I am relatively new to this case. I listened to Serial this summer and have gotten through three episodes of Undisclosed, but I've read some articles about the other episodes.
To add on to the comments about Baltimore police not properly investigating this...one thing I have never heard addressed anywhere is what they were doing with Hae's case in the weeks between her disappearance and her body being found. In my community, we have had two college students go missing in the past 5 years. In both cases, there were many news releases, news conferences, searches, etc., in the hours, days, weeks following their disappearance. Everyone in our community, and half the country, knew these young adult women were missing and some variation of the details of the last time their friends had seen them.
With Hae, we know the police called some of her friends the night she disappeared. Hae's friends didn't get worried about her until a few days later.

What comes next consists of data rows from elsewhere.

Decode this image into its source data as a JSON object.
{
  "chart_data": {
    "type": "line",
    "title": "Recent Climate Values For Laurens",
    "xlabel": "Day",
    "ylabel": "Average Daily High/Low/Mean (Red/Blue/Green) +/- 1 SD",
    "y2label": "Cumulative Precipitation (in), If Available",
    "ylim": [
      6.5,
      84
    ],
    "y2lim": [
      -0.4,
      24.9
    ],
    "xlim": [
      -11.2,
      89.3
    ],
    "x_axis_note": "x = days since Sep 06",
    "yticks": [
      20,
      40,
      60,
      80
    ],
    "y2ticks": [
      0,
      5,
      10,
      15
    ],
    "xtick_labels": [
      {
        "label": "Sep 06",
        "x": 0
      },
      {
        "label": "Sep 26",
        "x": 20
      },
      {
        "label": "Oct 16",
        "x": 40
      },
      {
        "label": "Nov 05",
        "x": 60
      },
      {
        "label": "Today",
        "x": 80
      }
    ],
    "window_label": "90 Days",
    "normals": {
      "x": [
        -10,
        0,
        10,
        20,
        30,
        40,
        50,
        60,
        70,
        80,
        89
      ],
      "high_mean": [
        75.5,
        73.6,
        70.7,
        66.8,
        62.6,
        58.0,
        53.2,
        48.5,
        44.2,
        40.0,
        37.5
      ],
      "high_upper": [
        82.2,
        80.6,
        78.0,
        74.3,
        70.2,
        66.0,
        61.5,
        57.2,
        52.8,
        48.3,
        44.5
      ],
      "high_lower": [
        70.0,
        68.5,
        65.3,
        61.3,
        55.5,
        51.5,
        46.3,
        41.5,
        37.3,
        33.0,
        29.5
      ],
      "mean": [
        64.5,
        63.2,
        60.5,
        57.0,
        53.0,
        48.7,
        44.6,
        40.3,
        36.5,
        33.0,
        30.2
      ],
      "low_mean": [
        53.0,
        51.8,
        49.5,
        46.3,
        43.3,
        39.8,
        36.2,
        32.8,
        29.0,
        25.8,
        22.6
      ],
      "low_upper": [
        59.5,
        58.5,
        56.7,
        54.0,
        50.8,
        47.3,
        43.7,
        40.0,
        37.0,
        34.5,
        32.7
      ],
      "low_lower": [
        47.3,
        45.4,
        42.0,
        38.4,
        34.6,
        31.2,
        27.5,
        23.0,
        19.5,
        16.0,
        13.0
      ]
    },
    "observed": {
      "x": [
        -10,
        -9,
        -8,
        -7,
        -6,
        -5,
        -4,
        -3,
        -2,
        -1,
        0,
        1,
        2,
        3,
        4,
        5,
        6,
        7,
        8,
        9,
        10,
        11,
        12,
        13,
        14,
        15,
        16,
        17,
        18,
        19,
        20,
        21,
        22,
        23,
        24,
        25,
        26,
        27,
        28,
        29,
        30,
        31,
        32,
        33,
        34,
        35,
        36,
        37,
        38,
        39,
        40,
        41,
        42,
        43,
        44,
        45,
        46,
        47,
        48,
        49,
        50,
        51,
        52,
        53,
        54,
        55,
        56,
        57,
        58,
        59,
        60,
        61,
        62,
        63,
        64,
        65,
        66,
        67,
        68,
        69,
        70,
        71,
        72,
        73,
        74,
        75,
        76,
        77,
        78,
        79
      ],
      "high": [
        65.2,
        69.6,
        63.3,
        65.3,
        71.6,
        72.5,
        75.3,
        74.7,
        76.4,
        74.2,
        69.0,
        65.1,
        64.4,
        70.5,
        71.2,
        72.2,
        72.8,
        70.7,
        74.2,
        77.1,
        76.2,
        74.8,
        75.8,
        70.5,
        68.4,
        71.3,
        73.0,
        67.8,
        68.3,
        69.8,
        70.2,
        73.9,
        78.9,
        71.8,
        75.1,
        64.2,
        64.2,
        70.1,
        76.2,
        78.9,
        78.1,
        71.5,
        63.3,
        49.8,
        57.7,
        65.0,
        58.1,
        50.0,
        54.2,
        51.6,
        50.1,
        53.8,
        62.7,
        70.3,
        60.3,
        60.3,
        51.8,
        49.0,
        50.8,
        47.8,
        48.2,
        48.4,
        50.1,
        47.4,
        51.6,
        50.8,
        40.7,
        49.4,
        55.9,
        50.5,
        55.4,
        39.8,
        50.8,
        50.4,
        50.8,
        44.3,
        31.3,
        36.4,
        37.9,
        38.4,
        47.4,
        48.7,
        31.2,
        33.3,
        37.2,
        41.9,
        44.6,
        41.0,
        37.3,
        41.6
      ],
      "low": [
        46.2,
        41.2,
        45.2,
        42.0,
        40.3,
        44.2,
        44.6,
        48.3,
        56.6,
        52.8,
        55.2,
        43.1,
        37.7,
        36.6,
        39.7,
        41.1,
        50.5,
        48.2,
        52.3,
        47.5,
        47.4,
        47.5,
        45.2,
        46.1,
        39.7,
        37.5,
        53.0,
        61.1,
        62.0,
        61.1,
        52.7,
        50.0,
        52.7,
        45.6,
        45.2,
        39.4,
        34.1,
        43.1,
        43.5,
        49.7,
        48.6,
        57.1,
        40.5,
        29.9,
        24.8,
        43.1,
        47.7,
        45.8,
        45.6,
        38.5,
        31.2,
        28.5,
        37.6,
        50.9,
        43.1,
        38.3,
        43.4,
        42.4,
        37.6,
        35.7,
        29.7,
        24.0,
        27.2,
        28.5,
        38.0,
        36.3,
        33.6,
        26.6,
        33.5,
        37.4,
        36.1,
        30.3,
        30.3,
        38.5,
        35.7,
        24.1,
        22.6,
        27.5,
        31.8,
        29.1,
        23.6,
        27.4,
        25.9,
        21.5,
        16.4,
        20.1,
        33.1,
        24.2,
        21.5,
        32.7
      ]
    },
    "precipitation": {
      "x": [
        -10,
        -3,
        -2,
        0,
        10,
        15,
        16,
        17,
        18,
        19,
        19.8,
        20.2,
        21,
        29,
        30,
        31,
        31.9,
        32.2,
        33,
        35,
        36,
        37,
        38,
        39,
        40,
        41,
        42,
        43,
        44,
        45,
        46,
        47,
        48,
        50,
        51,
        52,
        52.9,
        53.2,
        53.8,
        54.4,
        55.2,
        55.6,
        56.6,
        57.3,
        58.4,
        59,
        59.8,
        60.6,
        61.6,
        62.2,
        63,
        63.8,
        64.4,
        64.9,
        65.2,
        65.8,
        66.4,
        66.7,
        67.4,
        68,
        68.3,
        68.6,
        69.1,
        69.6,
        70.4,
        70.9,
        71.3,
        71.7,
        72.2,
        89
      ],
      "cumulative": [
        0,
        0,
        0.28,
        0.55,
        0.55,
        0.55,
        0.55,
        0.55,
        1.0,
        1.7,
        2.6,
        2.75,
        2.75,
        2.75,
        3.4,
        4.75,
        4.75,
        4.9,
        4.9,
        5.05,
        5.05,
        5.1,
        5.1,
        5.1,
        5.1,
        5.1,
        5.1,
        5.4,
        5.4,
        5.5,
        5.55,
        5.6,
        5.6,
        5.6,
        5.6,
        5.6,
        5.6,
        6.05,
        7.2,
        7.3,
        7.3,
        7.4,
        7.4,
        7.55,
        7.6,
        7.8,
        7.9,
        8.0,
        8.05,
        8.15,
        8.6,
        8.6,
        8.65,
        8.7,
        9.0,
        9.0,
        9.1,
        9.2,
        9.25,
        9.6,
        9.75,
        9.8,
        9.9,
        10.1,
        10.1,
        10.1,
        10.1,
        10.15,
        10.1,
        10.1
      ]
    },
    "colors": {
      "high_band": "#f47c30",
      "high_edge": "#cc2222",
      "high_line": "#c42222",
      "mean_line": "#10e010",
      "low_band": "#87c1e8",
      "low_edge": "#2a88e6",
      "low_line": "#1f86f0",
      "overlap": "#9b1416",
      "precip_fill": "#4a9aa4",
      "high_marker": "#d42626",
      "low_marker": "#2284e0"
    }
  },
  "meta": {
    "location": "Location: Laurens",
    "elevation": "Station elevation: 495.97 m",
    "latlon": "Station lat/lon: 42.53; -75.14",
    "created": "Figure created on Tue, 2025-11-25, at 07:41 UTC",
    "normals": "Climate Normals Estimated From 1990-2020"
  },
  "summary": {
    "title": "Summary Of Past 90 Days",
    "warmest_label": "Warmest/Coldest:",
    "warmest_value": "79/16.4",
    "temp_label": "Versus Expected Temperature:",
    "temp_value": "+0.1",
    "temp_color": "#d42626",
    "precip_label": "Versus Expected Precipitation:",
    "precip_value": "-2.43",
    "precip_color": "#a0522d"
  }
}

That suggests there were no follow-up interviews with her friends later that first week and no news coverage. Surely the police contacted, or tried to contact, her dad to determine Hae wasn't with him? I know missing adults are treated differently from missing minors, but come on, Hae was a good student in the final semester of her senior year, in love with a new guy. The likelihood she would just choose to leave seems slim to me, and a couple of phone calls should have told police she wasn't with her dad.
The reason I harp on this is because in other investigations, Hae's friends would have been interviewed again in the days after she went missing. Their memories would have been fresh, no uncertainty about what day really was the wrestling match or did they see Hae after school. And probably, those memories would have stuck with them, along with the memory of being interviewed, and they would have shared that with Koenig.
Another thought: I am not convinced there was no wrestling match the day Hae was murdered. Papers do sometimes get details wrong; they may have printed the wrong dates or the wrong schools. It seems like if Hae had stood up her friend who was the co-manager the week before, she would have then spoken to the co-manager in the days following and said something like, "Hey, I'm really sorry about the other day." The fact that the co-manager doesn't remember that, or any convo with Hae after that match, makes me believe it could have happened the day Hae died.